On 12/04/2020 14:46, Peter Eriksson wrote:
> You are probably right.
> 
> However - we have seen (thru experimentation :-) that “zfs destroy -d” for
> recursive snapshot destruction on many filesystems (recursively) seemed to
> allow it to be done much faster (Ie the command finished much quicker) on our
> servers. But it also meant that a lot of I/O seemed to be happening quite
> some time after the last “zfs destroy -d” command was issued (and a really
> long time when there were near-quota-full filesystems). No clones or “user
> holds” in use here as far as I know. Why that is I don’t know. With “zfs
> destroy” (no “-d”) things seems to be much more synchronous.
> 
> We’ve stopped using “-d” now since we’d rather not have that type of I/O load
> be happening during daytime and we had some issues with some nightly snapshot
> cleanup jobs not finishing in time.

I think that you want to re-test zfs destroy vs destroy -d and do that rigorously.
I am not sure how to explain what you saw as it cannot be explained by how
destroy -d actually differs from plain destroy.  Maybe it it was a cold vs
warmed up (with respect to the ARC) system, maybe something else, but certainly
not -d if you do not have user holds and clones.

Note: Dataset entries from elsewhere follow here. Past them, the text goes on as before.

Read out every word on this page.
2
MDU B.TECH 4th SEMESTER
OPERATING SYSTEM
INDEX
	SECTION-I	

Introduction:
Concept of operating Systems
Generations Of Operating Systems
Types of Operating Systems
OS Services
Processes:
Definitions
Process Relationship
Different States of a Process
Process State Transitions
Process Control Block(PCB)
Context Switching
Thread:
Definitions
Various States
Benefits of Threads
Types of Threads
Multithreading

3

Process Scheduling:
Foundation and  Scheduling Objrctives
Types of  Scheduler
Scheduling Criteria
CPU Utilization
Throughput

Just in case, here is the only place in the code where 'defer' actually makes
difference.

dsl_destroy_snapshot_sync_impl:
        if (defer &&
            (ds->ds_userrefs > 0 ||
            dsl_dataset_phys(ds)->ds_num_children > 1)) {
                ASSERT(spa_version(dp->dp_spa) >= SPA_VERSION_USERREFS);
                dmu_buf_will_dirty(ds->ds_dbuf, tx);
                dsl_dataset_phys(ds)->ds_flags |= DS_FLAG_DEFER_DESTROY;
                spa_history_log_internal_ds(ds, "defer_destroy", tx, "");
                return;
        }

> Anyway, the “seems to be writing out a lot of queued up ZIL data” at “zfs
> mount -a” time was definitely a real problem - it mounted most of the
> filesystems pretty quickly but then was “extremely slow” for a couple of them
> (and was causing a lot of I/O). Like 4-6 hours. Luckily that one was one of
> our backup servers and during a time when the only one it frustrated was me…
> I’d hate that to happen for one of the frontend (NFS/SMB-serving) servers
> during office hours :-)

I don't doubt that, I just tried to explain that whatever was in ZIL could not
come from zfs destroy.  It was something else.

>> On 12 Apr 2020, at 13:26, Andriy Gapon <avg at FreeBSD.org> wrote:
>> 
>> 
>> On 12/04/2020 00:24, Peter Eriksson wrote:
>>> Another fun thing that might happen is if you reboot your server and
>>> happen to have a lot of queued up writes in the ZIL (for example if you
>>> did a “zfs destroy -d -r POOL at snapshots” (deferred(background) destroys
>>> of snapshots) and do a hard reboot while it’s busy it will “write out”
>>> those queued transactions at filesystem mount time during the boot
>>> sequence
>> 
>> Just nitpicking on two bits of incorrect information here. First, zfs
>> destroy never uses ZIL.  Never.  ZIL is used only for ZPL operations like
>> file writes, renames, removes, etc.  The things that you can do with Posix 
>> system calls (~ VFS KPI).
>> 
>> Second, zfs destroy -d is not a background destroy.  It is a deferred
>> destroy. That means that either the destroy is done immediately if a
>> snapshot has no holds which means no user holds and no clones.  Or the
>> destroy is postponed until holds are gone, that is, the last clone or the
>> last user hold is removed.
>> 
>> Note, however, that unless you have a very ancient pool version destroying
>> a snapshot means that the snapshot object is removed and all blocks
>> belonging to the snapshot are queued for freeing.  Their actual freeing is
>> done asynchronously ("in background") and can be spread over multiple TXG
>> periods. That's done regardless of whether -d was used.

-- 
Andriy Gapon